Round 2_cancers-2728153

Reviewer 1 01 Dec 2023 12:39:39

The authors have submitted a much improved version of the manuscript that delves into more detail that the previous version, as requested.

Further comments are below;

1. In the intro, there is a lot of repetition in the last two paragraphs, please address/merge.

Response: Thank you for bringing this to our attention. We have addressed the concern by consolidating the content and eliminating redundancy in the introduction. The revised text is now more concise and can be reviewed in the tracked changes between lines 59 and 75.

2. Section 4 is entitled 'pioneering strategies to overcome resistance' but is more accurately more of a brief summary of immunotherapy strategies, not directed at discussing overcoming resistance.  Either rename and expand a little on each section, or describe how these strategies are employed to overcome resistance.  In addition, I would move the OVT section into here from section 5 as this is a more fitting place for it.

Response: We are grateful for the insightful feedback provided.  After reviewing the content, we concur with your assessment regarding the placement of the Oncolytic Viruses Therapy (OVT) section.  Accordingly, we have relocated the original Section 5.4 to Section 4, recognizing that it aligns more appropriately with the focus on overcoming resistance.

Additionally, we acknowledged the overlap between the contents of the former Sections 4.6 and 4.8.  To enhance clarity and cohesiveness, these sections have been consolidated into a single subsection in the updated manuscript (Version 2). This newly merged section is now presented as Section 4.7, entitled "Navigating Medication-Induced Resistance in Immunotherapy," which we believe succinctly encapsulates the essence of the combined content.

 

These modifications have been reflected in the revised manuscript, and we invite you to examine the changes, particularly from lines 221 to 281, where the relevant adjustments have been tracked for your convenience.

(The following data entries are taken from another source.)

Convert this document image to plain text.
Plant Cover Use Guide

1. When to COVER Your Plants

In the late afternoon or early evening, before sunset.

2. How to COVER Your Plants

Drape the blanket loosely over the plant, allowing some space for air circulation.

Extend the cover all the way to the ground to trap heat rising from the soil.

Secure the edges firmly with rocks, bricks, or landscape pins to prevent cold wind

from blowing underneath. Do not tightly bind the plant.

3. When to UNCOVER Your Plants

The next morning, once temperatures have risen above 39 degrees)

3. Section 5 is much better, I would just ask for more specifics on when/which treatments have been shown to induce hypermethylation/histone modifications and the impact it had on further treatment.

Response: Thank you for your constructive comments. In response, we have revised the discussion on the specific treatments known to induce hypermethylation and histone modifications, as well as their implications for subsequent immunotherapy. We have incorporated these updates into the revised manuscript to ensure a more comprehensive understanding of how epigenetic therapies intersect with immunotherapy and the subsequent clinical implications. These revisions are reflected in the new sections 5.2 and 5.3 of the manuscript.

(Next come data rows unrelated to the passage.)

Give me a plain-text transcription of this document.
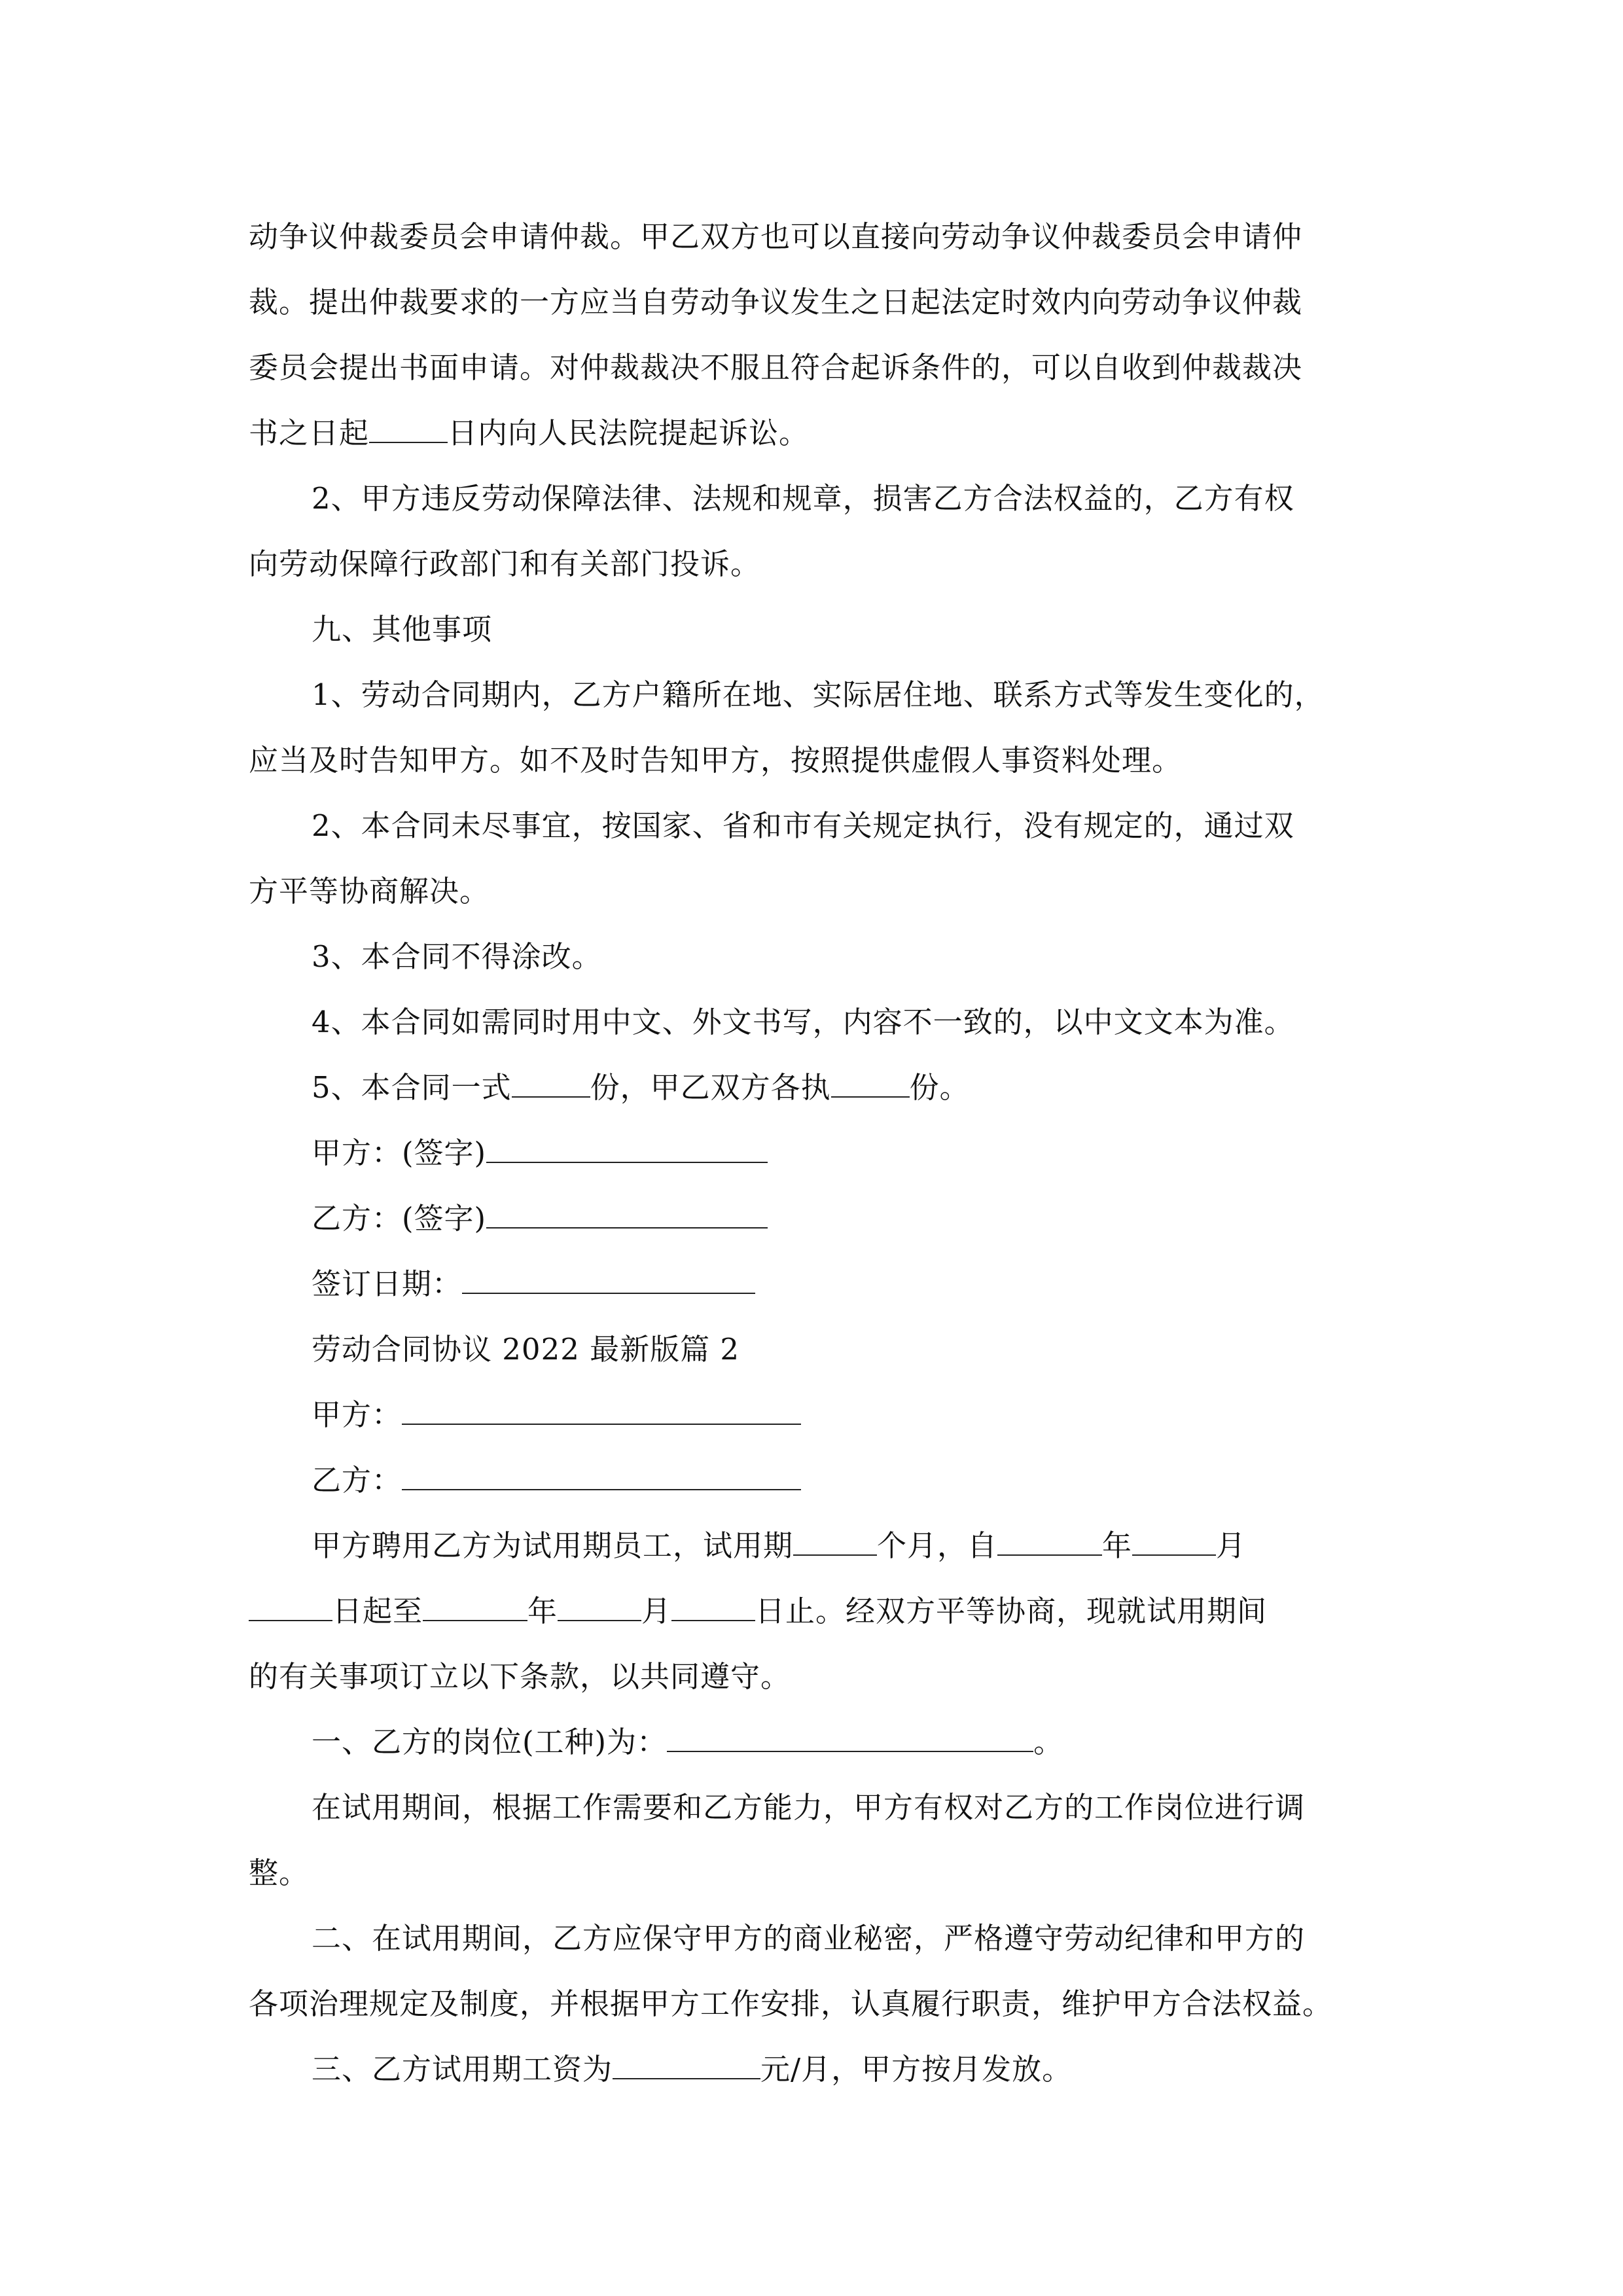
动争议仲裁委员会申请仲裁。甲乙双方也可以直接向劳动争议仲裁委员会申请仲
裁。提出仲裁要求的一方应当自劳动争议发生之日起法定时效内向劳动争议仲裁
委员会提出书面申请。对仲裁裁决不服且符合起诉条件的，可以自收到仲裁裁决
书之日起	日内向人民法院提起诉讼。
2、甲方违反劳动保障法律、法规和规章，损害乙方合法权益的，乙方有权
向劳动保障行政部门和有关部门投诉。
九、其他事项
1、劳动合同期内，乙方户籍所在地、实际居住地、联系方式等发生变化的，
应当及时告知甲方。如不及时告知甲方，按照提供虚假人事资料处理。
2、本合同未尽事宜，按国家、省和市有关规定执行，没有规定的，通过双
方平等协商解决。
3、本合同不得涂改。
4、本合同如需同时用中文、外文书写，内容不一致的，以中文文本为准。
5、本合同一式	份，甲乙双方各执	份。
甲方：(签字)
乙方：(签字)
签订日期：
劳动合同协议 2022 最新版篇 2
甲方：
乙方：
甲方聘用乙方为试用期员工，试用期	个月，自	年	月
日起至	年	月	日止。经双方平等协商，现就试用期间
的有关事项订立以下条款，以共同遵守。
一、乙方的岗位(工种)为：	。
在试用期间，根据工作需要和乙方能力，甲方有权对乙方的工作岗位进行调
整。
二、在试用期间，乙方应保守甲方的商业秘密，严格遵守劳动纪律和甲方的
各项治理规定及制度，并根据甲方工作安排，认真履行职责，维护甲方合法权益。
三、乙方试用期工资为	元/月，甲方按月发放。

4. I still think the PDX model section would benefit from a more complete review, in the comment that PDX studies have lead directly to clinical trials and treatment adjustments, can the authors be more explicit on how.

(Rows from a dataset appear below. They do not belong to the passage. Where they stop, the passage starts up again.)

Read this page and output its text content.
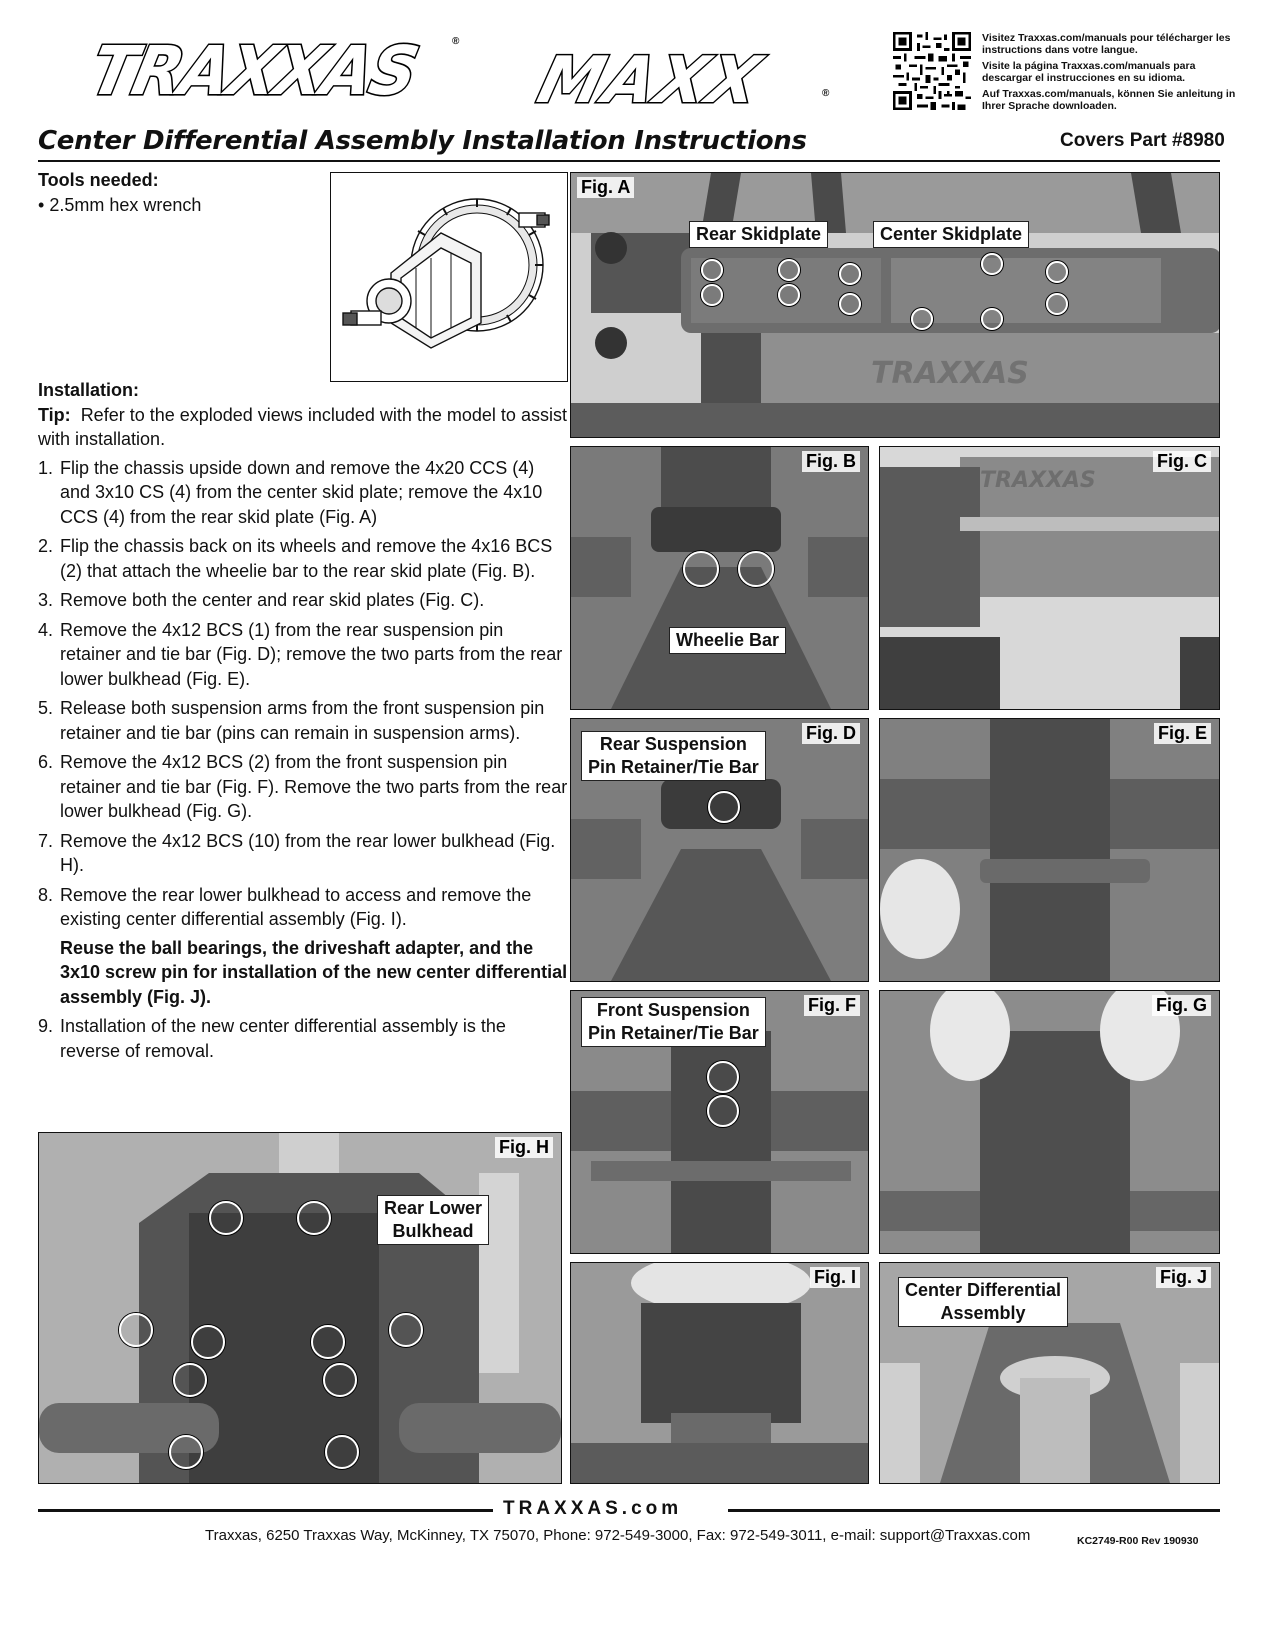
TRAXXAS	®
MAXX	®

Visitez Traxxas.com/manuals pour télécharger les instructions dans votre langue.

Visite la página Traxxas.com/manuals para descargar el instrucciones en su idioma.

Auf Traxxas.com/manuals, können Sie anleitung in Ihrer Sprache downloaden.

Center Differential Assembly Installation Instructions	Covers Part #8980
Tools needed:
• 2.5mm hex wrench
Installation:
Tip: Refer to the exploded views included with the model to assist with installation.
1. Flip the chassis upside down and remove the 4x20 CCS (4) and 3x10 CS (4) from the center skid plate; remove the 4x10 CCS (4) from the rear skid plate (Fig. A)
2. Flip the chassis back on its wheels and remove the 4x16 BCS (2) that attach the wheelie bar to the rear skid plate (Fig. B).
3. Remove both the center and rear skid plates (Fig. C).
4. Remove the 4x12 BCS (1) from the rear suspension pin retainer and tie bar (Fig. D); remove the two parts from the rear lower bulkhead (Fig. E).
5. Release both suspension arms from the front suspension pin retainer and tie bar (pins can remain in suspension arms).
6. Remove the 4x12 BCS (2) from the front suspension pin retainer and tie bar (Fig. F). Remove the two parts from the rear lower bulkhead (Fig. G).
7. Remove the 4x12 BCS (10) from the rear lower bulkhead (Fig. H).
8. Remove the rear lower bulkhead to access and remove the existing center differential assembly (Fig. I).
Reuse the ball bearings, the driveshaft adapter, and the 3x10 screw pin for installation of the new center differential assembly (Fig. J).
9. Installation of the new center differential assembly is the reverse of removal.
TRAXXAS
Fig. A
Rear Skidplate	Center Skidplate
Fig. B
Wheelie Bar
TRAXXAS
Fig. C
Fig. D
Rear Suspension
Pin Retainer/Tie Bar
Fig. E
Fig. F
Front Suspension
Pin Retainer/Tie Bar
Fig. G
Fig. H
Rear Lower
Bulkhead
Fig. I	Fig. J
Center Differential
Assembly
TRAXXAS.com
Traxxas, 6250 Traxxas Way, McKinney, TX 75070, Phone: 972-549-3000, Fax: 972-549-3011, e-mail: support@Traxxas.com	KC2749-R00 Rev 190930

In response to reviewer 1's comments regarding the need for a more detailed review of how PDX models have led to clinical trials and treatment adjustments, we have expanded on the specific mechanisms by which these models have informed clinical decisions. See the revised section 6 which is highlighted with tracking in the new version.

 

 

We believe that the revisions made to our manuscript have addressed the reviewer's comments comprehensively and have substantially improved the quality and impact of our work. We are confident that these changes will satisfy the concerns raised and make a significant contribution to the literature.

 

Warm regards,

 

Wenxue Ma

 

Wenxue Ma, MD, PhD  

Research Professor, Physician Scientist, Director of Drug Discovery

University of California San Diego

La Jolla, CA, 92093-0695, USA

E-mail: [email protected]

AE, Frontiers in Immunology, Frontiers in Oncology 

 

 

Author Response File: Author Response.pdf

Round 3

Reviewer 1 Report

Comments and Suggestions for Authors

This version seems much improved and offers a more complete review of the field.  Minor comment in lines 372-373, this sentence needs to be addressed to make sense.